Muscle loss from aging is a common part of getting older and can be accelerated during periods of inactivity. A recent study suggests that whey protein is more effective for recovery from muscle loss due to inactivity in mature adults than collagen peptides.


Participants in the study included 16 men and 15 women in their late 60s who all started with a run-in period where they were in energy balance. The recommended level of protein intake during that time was 0.8 grams of protein per kilogram of body weight. Following that, they cut their food intake by 500 calories per day for one week, while simultaneously boosting their protein intake to 1.6 g/kg. That was followed by a week with the same nutrient intake, during which they restricted movement — measured by pedometer — by 750 steps per day. Finally, they went through a week of recovery, during which they maintained their higher protein intake.


During the protein supplemented phases, the participants were given either 30 grams of whey protein twice a day or 30 grams of collagen peptides twice a day. That accounted for 45% of their protein intake during that time period.


The researchers measured lean leg mass and rates of integrated muscle protein synthesis in both groups.


At the conclusion of the study, the researchers noted that neither protein intervention helped prevent lean muscle mass during the period where the participants were restricting both calories and steps. However, during the recovery phase, the whey protein group recovered lean muscle mass, while the collagen group did not.

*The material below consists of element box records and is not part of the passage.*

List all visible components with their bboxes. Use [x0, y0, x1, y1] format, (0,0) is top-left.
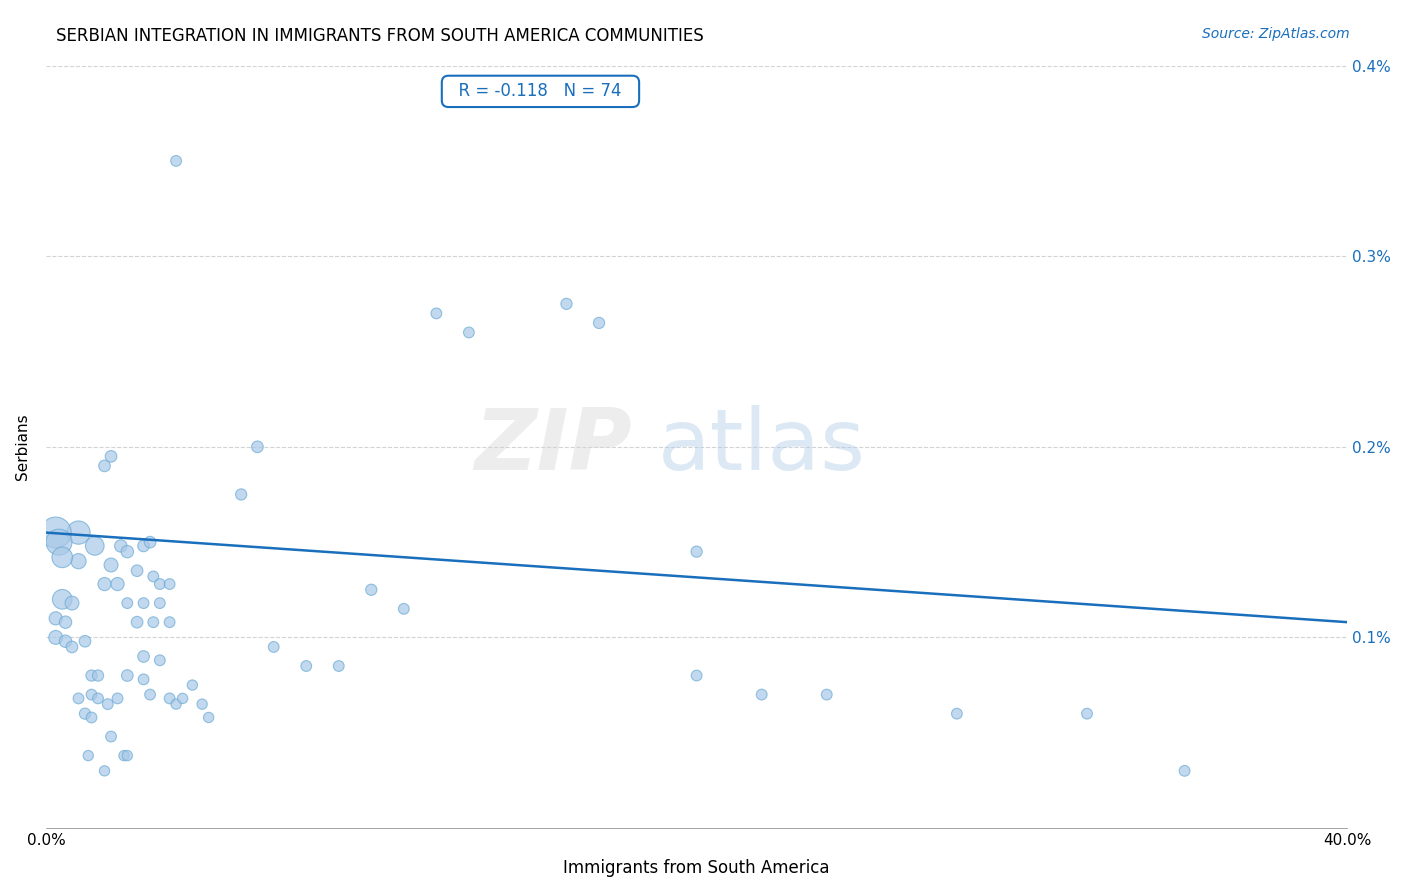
Point: [149, 653, 172, 667]
Point: [100, 450, 122, 464]
X-axis label: Immigrants from South America: Immigrants from South America: [564, 859, 830, 877]
Point: [263, 640, 285, 654]
Point: [165, 153, 187, 168]
Point: [80, 710, 103, 724]
Point: [555, 297, 578, 311]
Point: [73, 706, 96, 721]
Point: [83, 539, 105, 553]
Point: [73, 634, 96, 648]
Point: [93, 764, 115, 778]
Point: [80, 668, 103, 682]
Point: [48, 535, 70, 549]
Point: [125, 615, 148, 630]
Point: [815, 688, 838, 702]
Point: [751, 688, 773, 702]
Point: [231, 487, 253, 501]
Point: [159, 615, 181, 630]
Point: [1076, 706, 1098, 721]
Point: [117, 668, 139, 682]
Point: [360, 582, 382, 597]
Point: [295, 659, 318, 673]
Point: [392, 602, 415, 616]
Point: [107, 577, 129, 591]
Point: [1174, 764, 1197, 778]
Point: [588, 316, 610, 330]
Point: [67, 525, 90, 540]
Point: [149, 596, 172, 610]
Point: [159, 577, 181, 591]
Point: [132, 596, 155, 610]
Point: [142, 569, 165, 583]
Point: [87, 668, 110, 682]
Point: [51, 592, 73, 607]
Y-axis label: Serbians: Serbians: [15, 414, 30, 480]
Point: [117, 596, 139, 610]
Point: [132, 649, 155, 664]
Point: [51, 550, 73, 565]
Text: ZIP: ZIP: [474, 405, 631, 488]
Point: [685, 544, 707, 558]
Point: [425, 306, 447, 320]
Point: [246, 440, 269, 454]
Point: [100, 558, 122, 572]
Point: [55, 634, 77, 648]
Point: [172, 691, 194, 706]
Text: atlas: atlas: [658, 405, 866, 488]
Point: [685, 668, 707, 682]
Point: [60, 596, 83, 610]
Point: [132, 673, 155, 687]
Point: [45, 611, 67, 625]
Text: Source: ZipAtlas.com: Source: ZipAtlas.com: [1202, 27, 1350, 41]
Point: [139, 535, 162, 549]
Point: [87, 691, 110, 706]
Point: [149, 577, 172, 591]
Point: [100, 730, 122, 744]
Point: [97, 697, 120, 711]
Point: [191, 697, 214, 711]
Point: [112, 748, 135, 763]
Point: [93, 458, 115, 473]
Point: [80, 688, 103, 702]
Point: [45, 631, 67, 645]
Point: [67, 554, 90, 568]
Point: [159, 691, 181, 706]
Point: [165, 697, 187, 711]
Point: [125, 564, 148, 578]
Point: [67, 691, 90, 706]
Point: [77, 748, 100, 763]
Point: [946, 706, 969, 721]
Point: [139, 688, 162, 702]
Point: [197, 710, 219, 724]
Point: [117, 544, 139, 558]
Point: [55, 615, 77, 630]
Text: SERBIAN INTEGRATION IN IMMIGRANTS FROM SOUTH AMERICA COMMUNITIES: SERBIAN INTEGRATION IN IMMIGRANTS FROM S…: [56, 27, 704, 45]
Point: [93, 577, 115, 591]
Text: R = -0.118   N = 74: R = -0.118 N = 74: [449, 82, 633, 101]
Point: [45, 525, 67, 540]
Point: [132, 539, 155, 553]
Point: [60, 640, 83, 654]
Point: [328, 659, 350, 673]
Point: [107, 691, 129, 706]
Point: [181, 678, 204, 692]
Point: [142, 615, 165, 630]
Point: [110, 539, 132, 553]
Point: [457, 326, 479, 340]
Point: [117, 748, 139, 763]
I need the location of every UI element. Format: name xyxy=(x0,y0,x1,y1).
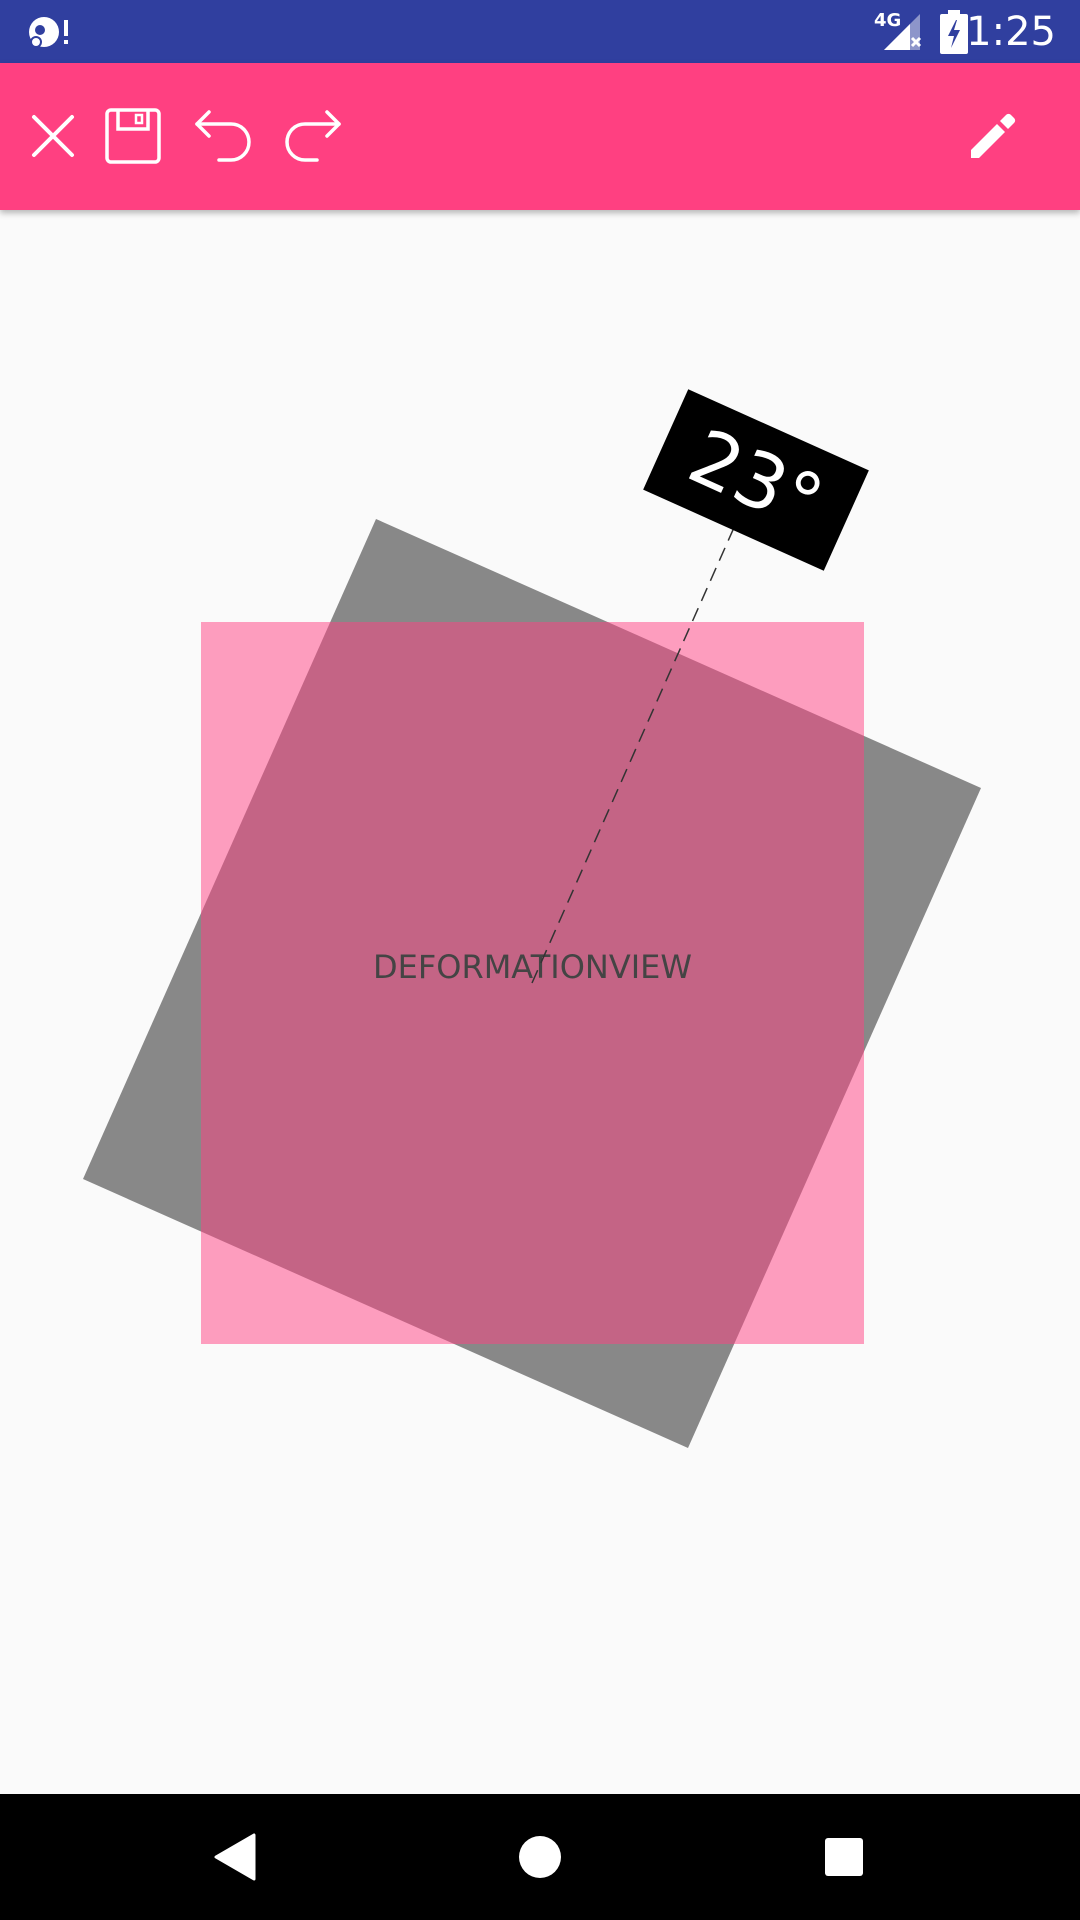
redo-button[interactable] xyxy=(268,91,358,181)
back-button[interactable] xyxy=(191,1812,281,1902)
home-button[interactable] xyxy=(495,1812,585,1902)
redo-icon xyxy=(285,110,341,162)
recents-icon xyxy=(825,1838,863,1876)
close-icon xyxy=(32,115,74,157)
toolbar xyxy=(0,63,1080,210)
recents-button[interactable] xyxy=(799,1812,889,1902)
edit-button[interactable] xyxy=(948,91,1038,181)
deformation-view[interactable]: DEFORMATIONVIEW xyxy=(201,622,864,1344)
edit-icon xyxy=(971,113,1016,158)
navigation-bar xyxy=(0,1794,1080,1920)
network-type-label: 4G xyxy=(874,10,902,31)
disc-notification-icon xyxy=(29,17,68,48)
undo-button[interactable] xyxy=(178,91,268,181)
signal-icon xyxy=(884,14,922,50)
back-icon xyxy=(214,1833,256,1881)
save-button[interactable] xyxy=(88,91,178,181)
save-icon xyxy=(105,108,161,164)
status-time: 1:25 xyxy=(966,9,1056,55)
home-icon xyxy=(519,1836,561,1878)
status-bar: 4G 1:25 xyxy=(0,0,1080,63)
undo-icon xyxy=(195,110,251,162)
drawing-canvas[interactable]: DEFORMATIONVIEW 23° xyxy=(0,210,1080,1794)
deformation-view-label: DEFORMATIONVIEW xyxy=(373,948,692,986)
battery-charging-icon xyxy=(940,10,968,54)
close-button[interactable] xyxy=(8,91,98,181)
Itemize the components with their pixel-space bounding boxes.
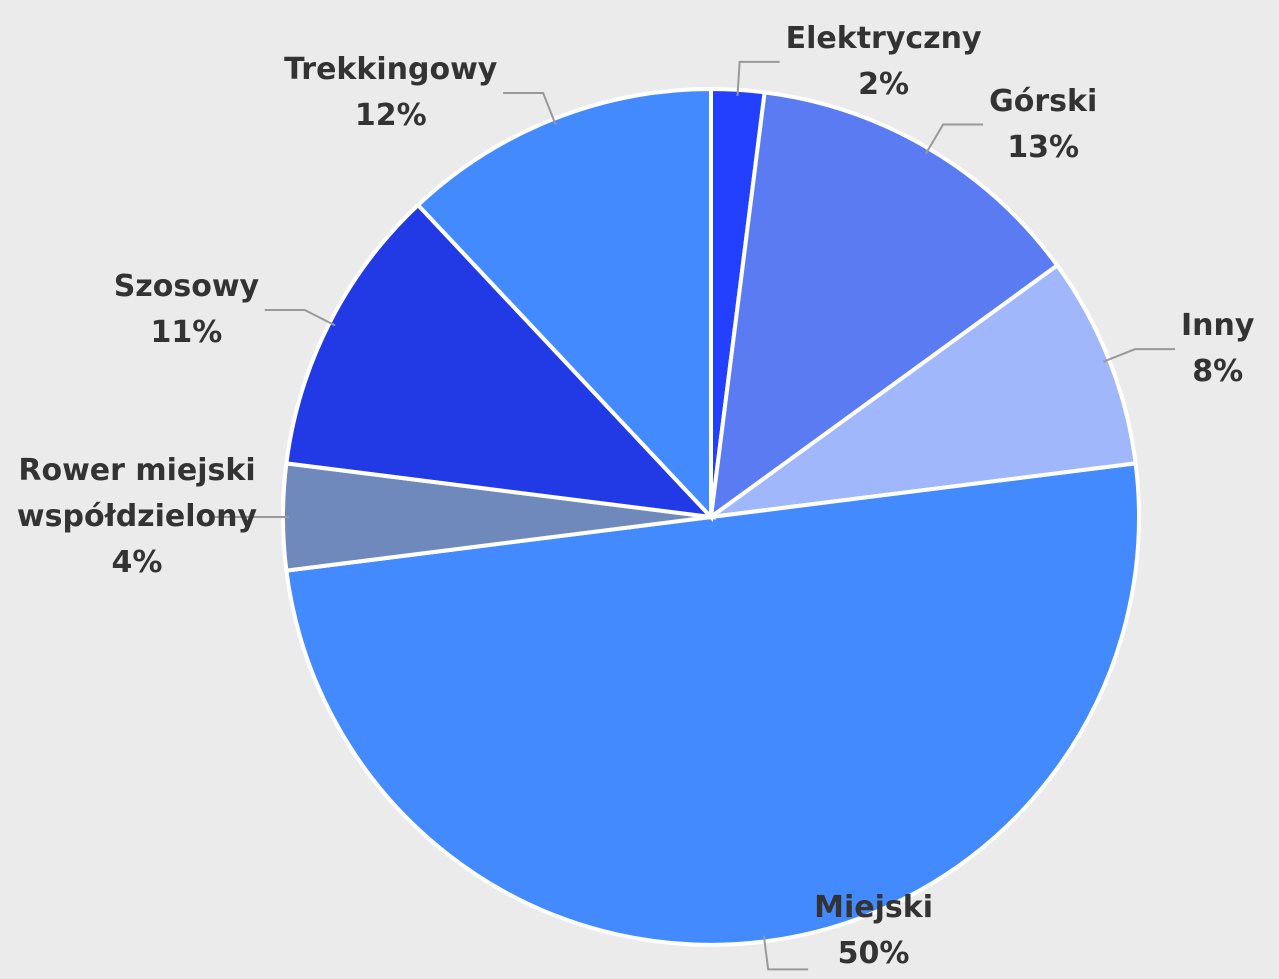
value-label: 50% (837, 936, 910, 971)
value-label: 12% (354, 98, 427, 134)
value-label: 8% (1192, 354, 1244, 390)
leader-line (762, 935, 809, 971)
category-label: Elektryczny (785, 20, 982, 56)
category-label: Trekkingowy (284, 52, 498, 88)
value-label: 13% (1007, 129, 1080, 165)
slice-label: Górski 13% (989, 79, 1097, 171)
value-label: 2% (858, 66, 910, 102)
leader-line (264, 308, 336, 327)
slice-label: Miejski 50% (814, 885, 933, 977)
leader-line (1102, 348, 1175, 363)
slice-label: Rower miejski współdzielony 4% (2, 448, 272, 586)
category-label: Górski (989, 83, 1098, 119)
leader-line (503, 92, 557, 126)
leader-line (924, 123, 984, 155)
leader-line (736, 60, 780, 96)
category-label: Miejski (814, 890, 933, 925)
category-label: Rower miejski współdzielony (16, 453, 258, 534)
slice-label: Inny 8% (1181, 303, 1254, 395)
category-label: Inny (1180, 308, 1255, 344)
category-label: Szosowy (113, 268, 260, 304)
slice-label: Szosowy 11% (114, 264, 259, 356)
value-label: 4% (111, 545, 163, 580)
slice-label: Trekkingowy 12% (284, 47, 497, 139)
slice-label: Elektryczny 2% (786, 16, 982, 108)
value-label: 11% (150, 314, 223, 350)
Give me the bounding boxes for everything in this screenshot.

Researchers from McMaster University conducted the study. It was published online ahead of print on October 4, 2018, in the American Journal of Clinical Nutrition.


Whey protein is one of the two proteins found in milk but is only approximately 1% of the composition of milk. It is obtained as a byproduct of cheese making and can be purchased in powder form from health food stores. Additionally, it can be found in yogurt and in ricotta cheese, which is one of the only cheeses that do not have the whey removed.